Bill That Aimed to Shed Light on Specialty Prescription Drug Pricing is Shelved

In a battle between two Capitol lobbying heavyweights — health insurers and pharmaceutical companies — the latter scored a major win Tuesday, beating back a measure designed to provide more transparency on prescription drug pricing.

Assemblyman David Chiu (D-San Francisco) declined to put his transparency measure up for a vote in a key committee Tuesday, effectively killing the bill.

The measure, a holdover from last year, would have required drug companies to report costs — including spending on research and marketing — and profits associated with any drug that has a wholesale price topping $10,000 a year or per treatment course.

“We couldn’t begin to lift the veil on skyrocketing specialty drug costs today, but the issue is not going away,” Chiu said in a statement. “Exploding specialty drug costs limit the availability of life-saving medication for people who are seriously ill and bust budgets for businesses and governments alike.”

The legislation reflected the growing public debate over skyrocketing drug prices, including one Hepatitis C treatment, Sovaldi, which costs around $1,000 per pill.
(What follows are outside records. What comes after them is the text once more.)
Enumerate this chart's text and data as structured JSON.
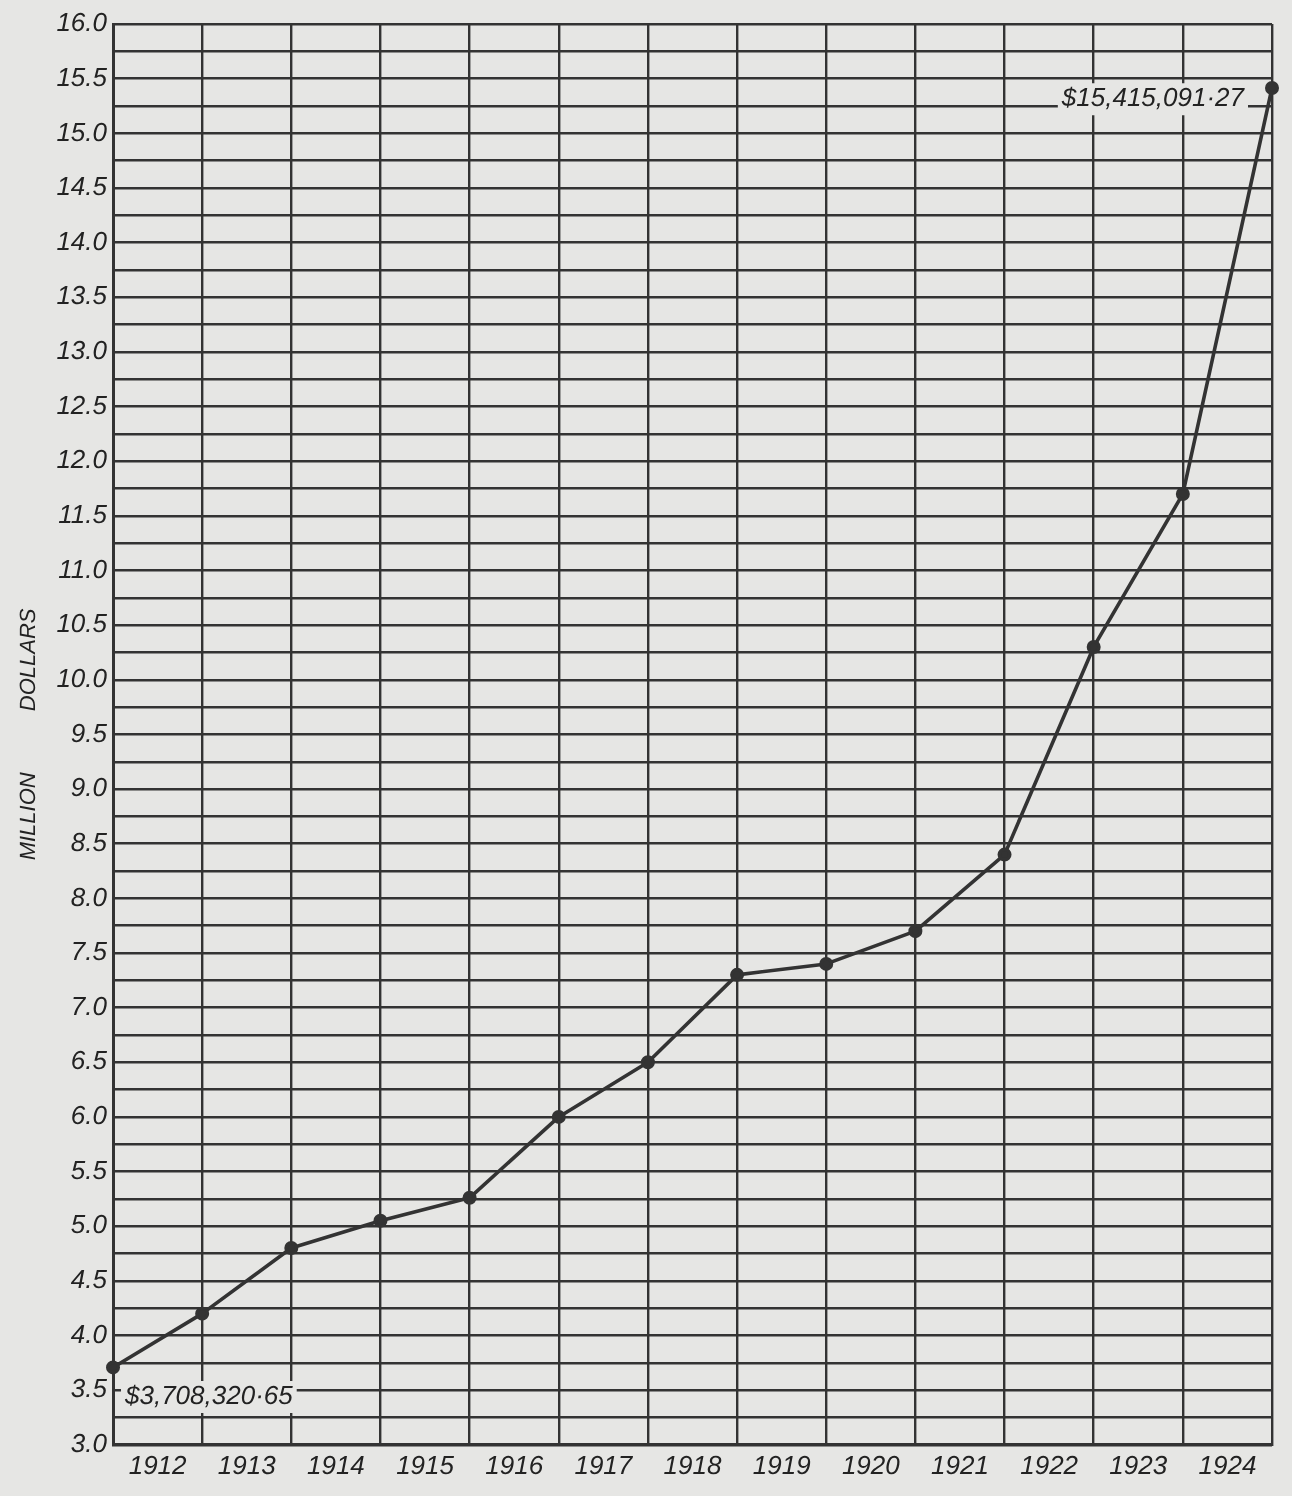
{
  "chart_data": {
    "type": "line",
    "ylabel": "MILLION          DOLLARS",
    "x": [
      1912,
      1913,
      1914,
      1915,
      1916,
      1917,
      1918,
      1919,
      1920,
      1921,
      1922,
      1923,
      1924,
      1925
    ],
    "series": [
      {
        "color": "#333333",
        "values": [
          3.708,
          4.2,
          4.8,
          5.05,
          5.26,
          6.0,
          6.5,
          7.3,
          7.4,
          7.7,
          8.4,
          10.3,
          11.7,
          15.415
        ]
      }
    ],
    "xlim": [
      1912,
      1925
    ],
    "xticks": [
      {
        "value": 1912,
        "label": null
      },
      {
        "value": 1912.5,
        "label": "1912"
      },
      {
        "value": 1913,
        "label": null
      },
      {
        "value": 1913.5,
        "label": "1913"
      },
      {
        "value": 1914,
        "label": null
      },
      {
        "value": 1914.5,
        "label": "1914"
      },
      {
        "value": 1915,
        "label": null
      },
      {
        "value": 1915.5,
        "label": "1915"
      },
      {
        "value": 1916,
        "label": null
      },
      {
        "value": 1916.5,
        "label": "1916"
      },
      {
        "value": 1917,
        "label": null
      },
      {
        "value": 1917.5,
        "label": "1917"
      },
      {
        "value": 1918,
        "label": null
      },
      {
        "value": 1918.5,
        "label": "1918"
      },
      {
        "value": 1919,
        "label": null
      },
      {
        "value": 1919.5,
        "label": "1919"
      },
      {
        "value": 1920,
        "label": null
      },
      {
        "value": 1920.5,
        "label": "1920"
      },
      {
        "value": 1921,
        "label": null
      },
      {
        "value": 1921.5,
        "label": "1921"
      },
      {
        "value": 1922,
        "label": null
      },
      {
        "value": 1922.5,
        "label": "1922"
      },
      {
        "value": 1923,
        "label": null
      },
      {
        "value": 1923.5,
        "label": "1923"
      },
      {
        "value": 1924,
        "label": null
      },
      {
        "value": 1924.5,
        "label": "1924"
      },
      {
        "value": 1925,
        "label": null
      }
    ],
    "ylim": [
      3.0,
      16.0
    ],
    "yticks": [
      {
        "value": 3,
        "label": "3.0"
      },
      {
        "value": 3.25,
        "label": null
      },
      {
        "value": 3.5,
        "label": "3.5"
      },
      {
        "value": 3.75,
        "label": null
      },
      {
        "value": 4,
        "label": "4.0"
      },
      {
        "value": 4.25,
        "label": null
      },
      {
        "value": 4.5,
        "label": "4.5"
      },
      {
        "value": 4.75,
        "label": null
      },
      {
        "value": 5,
        "label": "5.0"
      },
      {
        "value": 5.25,
        "label": null
      },
      {
        "value": 5.5,
        "label": "5.5"
      },
      {
        "value": 5.75,
        "label": null
      },
      {
        "value": 6,
        "label": "6.0"
      },
      {
        "value": 6.25,
        "label": null
      },
      {
        "value": 6.5,
        "label": "6.5"
      },
      {
        "value": 6.75,
        "label": null
      },
      {
        "value": 7,
        "label": "7.0"
      },
      {
        "value": 7.25,
        "label": null
      },
      {
        "value": 7.5,
        "label": "7.5"
      },
      {
        "value": 7.75,
        "label": null
      },
      {
        "value": 8,
        "label": "8.0"
      },
      {
        "value": 8.25,
        "label": null
      },
      {
        "value": 8.5,
        "label": "8.5"
      },
      {
        "value": 8.75,
        "label": null
      },
      {
        "value": 9,
        "label": "9.0"
      },
      {
        "value": 9.25,
        "label": null
      },
      {
        "value": 9.5,
        "label": "9.5"
      },
      {
        "value": 9.75,
        "label": null
      },
      {
        "value": 10,
        "label": "10.0"
      },
      {
        "value": 10.25,
        "label": null
      },
      {
        "value": 10.5,
        "label": "10.5"
      },
      {
        "value": 10.75,
        "label": null
      },
      {
        "value": 11,
        "label": "11.0"
      },
      {
        "value": 11.25,
        "label": null
      },
      {
        "value": 11.5,
        "label": "11.5"
      },
      {
        "value": 11.75,
        "label": null
      },
      {
        "value": 12,
        "label": "12.0"
      },
      {
        "value": 12.25,
        "label": null
      },
      {
        "value": 12.5,
        "label": "12.5"
      },
      {
        "value": 12.75,
        "label": null
      },
      {
        "value": 13,
        "label": "13.0"
      },
      {
        "value": 13.25,
        "label": null
      },
      {
        "value": 13.5,
        "label": "13.5"
      },
      {
        "value": 13.75,
        "label": null
      },
      {
        "value": 14,
        "label": "14.0"
      },
      {
        "value": 14.25,
        "label": null
      },
      {
        "value": 14.5,
        "label": "14.5"
      },
      {
        "value": 14.75,
        "label": null
      },
      {
        "value": 15,
        "label": "15.0"
      },
      {
        "value": 15.25,
        "label": null
      },
      {
        "value": 15.5,
        "label": "15.5"
      },
      {
        "value": 15.75,
        "label": null
      },
      {
        "value": 16,
        "label": "16.0"
      }
    ],
    "grid": true,
    "marker": "circle",
    "line_style": "solid",
    "legend": false,
    "annotations": [
      "$3,708,320·65",
      "$15,415,091·27"
    ]
  }
}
The state’s public employee pension fund, CalPERS, reported last month that it spent $438 million on specialty drugs in 2014, up 32% from the year before.

Chiu’s bill was backed by labor groups, consumer advocates and, most ardently, representatives of health insurance plans, who have called escalating prices on specialty drugs unsustainable.

“Today’s outcome will not end the growing outcry against record-setting drug prices,” said Nicole Kasabian Evans, spokeswoman for the California Assn. of Health Plans. “We will remain committed to tackling high-priced drugs and until pharmaceutical companies act responsibly, we’ll be holding their feet to the fire.”

Drug companies were staunchly opposed to Chiu’s bill. Priscilla VanderVeer, a spokeswoman for the Pharmaceutical Research and Manufacturers of America, an industry trade group, said that the cost of developing individual drugs cannot be easily separated out. She added that disclosing drug development costs would do little to help consumers.

“We are glad that the legislation did not move forward today. We will continue to monitor and engage on this issue moving forward,” she said.

Chiu and his backers vowed to revisit the drug pricing issue this year, and it is likely to reverberate beyond the Capitol. The Los Angeles-based AIDS Healthcare Foundation is backing a ballot measure in November that would prohibit the state from paying more for prescription drugs than the price negotiated by the U.S. Department of Veterans Affairs.

On the presidential trail, both Hillary Clinton and Bernie Sanders have called for lowering drug prices.

“Transparency was just one step — one very important first step — to get a handle on what the research and the marketing and other costs are that go into the cost of drugs,” said Betsy Imholz, a lobbyist with the Consumers Union, adding that advocates could also pursue action at the federal level, changes to patents and price regulation.

“There’s a lot of things for us to consider, so we just need to regroup,” Imholz said.